Bei den nachfolgenden Zahlen des Statistischen Bundesamtes sind die bereits von akuter Armut betroffenen Rentner, die beispielsweise lieber Flaschen sammeln gehen oder selbst im hohen Alter noch Zeitung austragen, um sich den Gang zum Sozialamt zu ersparen, nicht mit eingerechnet.

 

Die arbeitsmarktpolitische Sprecherin und stellvertretende Vorsitzende der Linksfraktion im Deutschen Bundestag, Sabine Zimmermann, hat jetzt beim Statistischen Bundesamt Zahlen abgefragt und veröffentlicht, die einmal mehr belegen, wie wenig unseren Politikern das Leid und die Not der Menschen in Deutschland am Herzen liegen.

 

Den jetzt vorliegenden Zahlen zufolge leiden offenkundig auch immer mehr Arbeitslose in der Bundesrepublik unter existenziellen Geldsorgen.

 

So hatte im Jahre 2014 etwas mehr als jeder dritte Erwerbslose (34,6 Prozent) aus Geldmangel Schwierigkeiten, mindestens an jedem zweiten Tag eine vollwertige Mahlzeit zu bekommen.

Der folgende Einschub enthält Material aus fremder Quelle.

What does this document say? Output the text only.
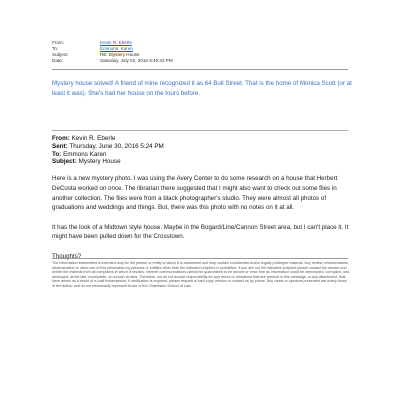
From:	Kevin R. Eberle
To:	Emmons, Karen
Subject:	RE: Mystery House
Date:	Saturday, July 02, 2016 8:40:42 PM
Mystery house solved! A friend of mine recognized it as 64 Bull Street. That is the home of Monica Scott (or at least it was). She's had her house on the tours before.
From: Kevin R. Eberle
Sent: Thursday, June 30, 2016 5:24 PM
To: Emmons Karen
Subject: Mystery House

Here is a new mystery photo. I was using the Avery Center to do some research on a house that Herbert DeCosta worked on once. The librarian there suggested that I might also want to check out some files in another collection. The files were from a black photographer's studio. They were almost all photos of graduations and weddings and things. But, there was this photo with no notes on it at all.

It has the look of a Midtown style house. Maybe in the Bogard/Line/Cannon Street area, but I can't place it. It might have been pulled down for the Crosstown.

Thoughts?

The information transmitted is intended only for the person or entity to which it is addressed and may contain confidential and/or legally privileged material. Any review, retransmission, dissemination or other use of this information by persons or entities other than the intended recipient is prohibited. If you are not the intended recipient please contact the sender and delete the material from all computers in which it resides. Internet communications cannot be guaranteed to be secure or error-free as information could be intercepted, corrupted, lost, destroyed, arrive late, incomplete, or contain viruses. Therefore, we do not accept responsibility for any errors or omissions that are present in this message, or any attachment, that have arisen as a result of e-mail transmission. If verification is required, please request a hard-copy version or contact us by phone. Any views or opinions presented are solely those of the author and do not necessarily represent those of the Charleston School of Law.
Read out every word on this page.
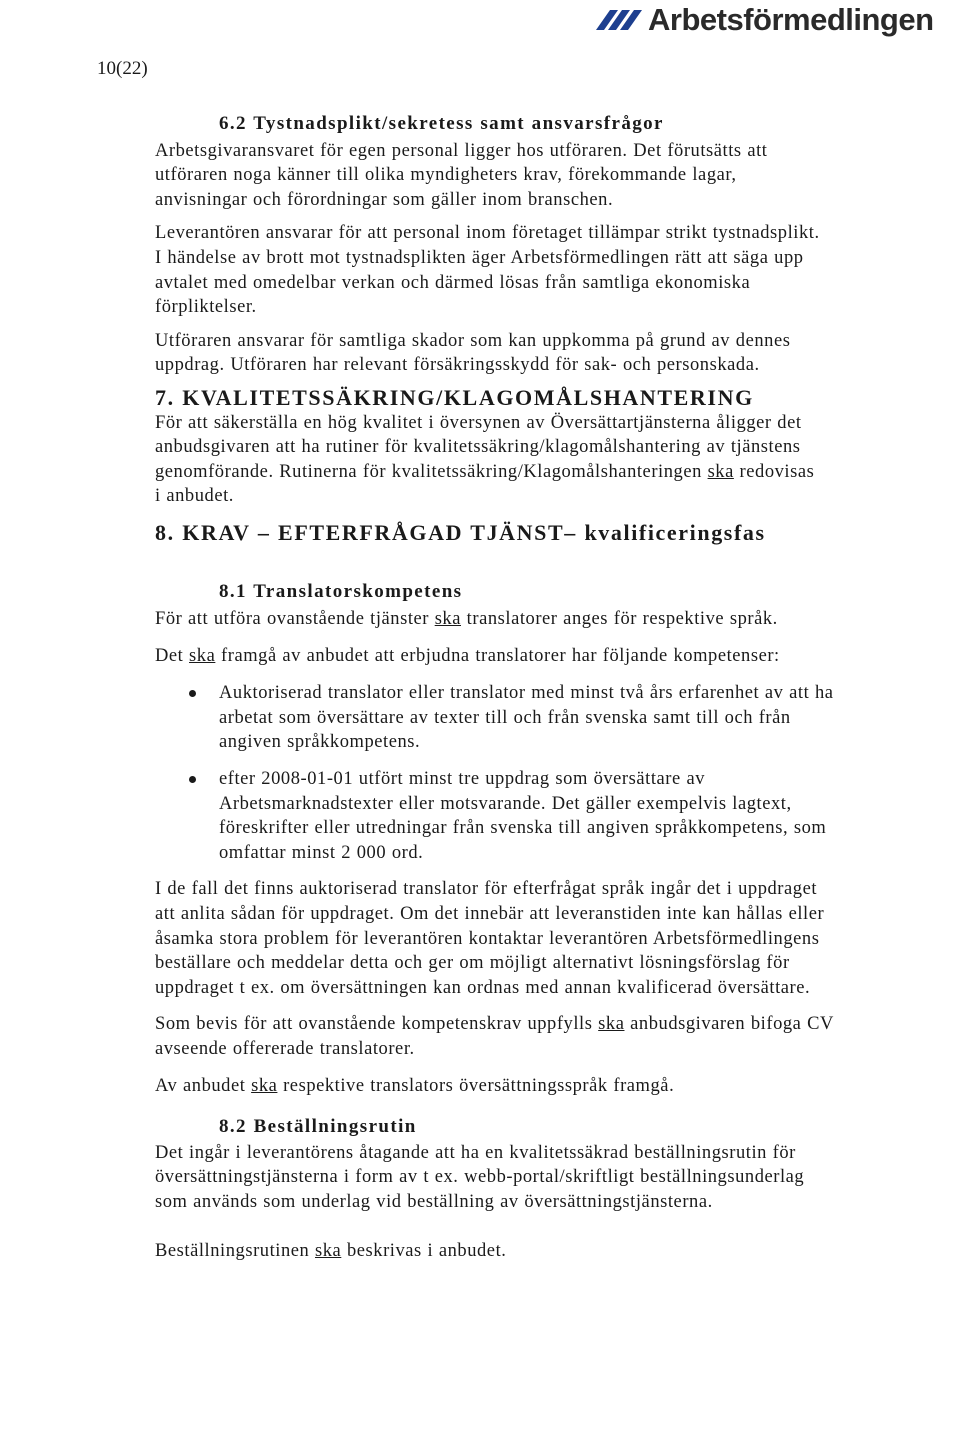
10(22)
Arbetsförmedlingen

6.2 Tystnadsplikt/sekretess samt ansvarsfrågor

Arbetsgivaransvaret för egen personal ligger hos utföraren. Det förutsätts att

utföraren noga känner till olika myndigheters krav, förekommande lagar,

anvisningar och förordningar som gäller inom branschen.

Leverantören ansvarar för att personal inom företaget tillämpar strikt tystnadsplikt.

I händelse av brott mot tystnadsplikten äger Arbetsförmedlingen rätt att säga upp

avtalet med omedelbar verkan och därmed lösas från samtliga ekonomiska

förpliktelser.

Utföraren ansvarar för samtliga skador som kan uppkomma på grund av dennes

uppdrag. Utföraren har relevant försäkringsskydd för sak- och personskada.

7. KVALITETSSÄKRING/KLAGOMÅLSHANTERING

För att säkerställa en hög kvalitet i översynen av Översättartjänsterna åligger det

anbudsgivaren att ha rutiner för kvalitetssäkring/klagomålshantering av tjänstens

genomförande. Rutinerna för kvalitetssäkring/Klagomålshanteringen ska redovisas

i anbudet.

8. KRAV – EFTERFRÅGAD TJÄNST– kvalificeringsfas

8.1 Translatorskompetens

För att utföra ovanstående tjänster ska translatorer anges för respektive språk.

Det ska framgå av anbudet att erbjudna translatorer har följande kompetenser:

Auktoriserad translator eller translator med minst två års erfarenhet av att ha

arbetat som översättare av texter till och från svenska samt till och från

angiven språkkompetens.

efter 2008-01-01 utfört minst tre uppdrag som översättare av

Arbetsmarknadstexter eller motsvarande. Det gäller exempelvis lagtext,

föreskrifter eller utredningar från svenska till angiven språkkompetens, som

omfattar minst 2 000 ord.

I de fall det finns auktoriserad translator för efterfrågat språk ingår det i uppdraget

att anlita sådan för uppdraget. Om det innebär att leveranstiden inte kan hållas eller

åsamka stora problem för leverantören kontaktar leverantören Arbetsförmedlingens

beställare och meddelar detta och ger om möjligt alternativt lösningsförslag för

uppdraget t ex. om översättningen kan ordnas med annan kvalificerad översättare.

Som bevis för att ovanstående kompetenskrav uppfylls ska anbudsgivaren bifoga CV

avseende offererade translatorer.

Av anbudet ska respektive translators översättningsspråk framgå.

8.2 Beställningsrutin

Det ingår i leverantörens åtagande att ha en kvalitetssäkrad beställningsrutin för

översättningstjänsterna i form av t ex. webb-portal/skriftligt beställningsunderlag

som används som underlag vid beställning av översättningstjänsterna.

Beställningsrutinen ska beskrivas i anbudet.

Innerhalb der letzten zwölf Monate sei demnach die Zahl der Betroffenen um 48 000 auf 1,07 Millionen Menschen angestiegen.

 

Jeder fünfte Arbeitslose (19,1 Prozent) habe entsprechend auch Probleme, wichtige Zahlungen wie die Miete für den Wohnraum oder Rechnungen für Versorgungsleistungen rechtzeitig bezahlen zu können.

 

Diese Zahl sei um 62 000 auf rund 590 000 Personen angestiegen. 18,4 Prozent der Menschen ohne Arbeit konnten laut Angaben des Statistischen Bundesamtes wegen finanzieller Engpässe ihre Wohnung nicht ausreichend beheizen.

 

Laut den Erhebungen hätten im vergangenen Jahr etwas mehr als 30 Prozent der Menschen ohne Job in der Bundesrepublik über »erhebliche materielle Entbehrungen« berichtet. Die Lebensbedingungen dieses Personenkreises seien wegen der akuten Geldsorgen deutlich eingeschränkt gewesen. Mit diesen Zahlen ist weiterhin belegt, dass Deutschland damit über dem europäischen Durchschnitt liegt, der derzeit mit rund 26 Prozent angegeben wird.

 

Die Arbeitsmarktpolitikerin der Linken auf Bundesebene, Sabine Zimmermann, bezeichnet vor allem die Hartz-Reformen als Grund für diese gravierende Entwicklung. Sie nutzte die alarmierenden Zahlen auch als Anlass, um ihre Forderung nach einer kurzfristigen Erhöhung des Hartz-IV-Regelsatzes auf 500 Euro pro Monat zu bekräftigen und außerdem einen leichteren Zugang dieser Menschen zu den Leistungen der Arbeitslosenversicherung zu fordern.

 

Passend zu dieser Entwicklung sind die erst vor wenigen Tagen vom Unternehmen Creditreform, das als Wirtschaftsauskunftei in Deutschland agiert, veröffentlichten Zahlen über einen erschreckenden Anstieg bei der Überschuldung von Senioren in Deutschland zu benennen.

 

Demnach umfasst die Zahl der Älteren, die in eine Schuldenfalle geraten sind, aus der sie alleine nicht wieder herauskommen können, mittlerweile über 600 000 Personen.

 

Unterdessen beklagen auch die Tafeln in Deutschland, die seit vielen Jahren in Not geratene Menschen mit warmen Mahlzeiten und anderen wichtigen Dingen des täglichen Lebens versorgen, in mehr und mehr Regionen wegen des hohen Zulaufs von Flüchtlingen das Erreichen ihrer Grenzen – wie beispielsweise die Tafeln in Thüringen oder im Saarland aktuell vermelden.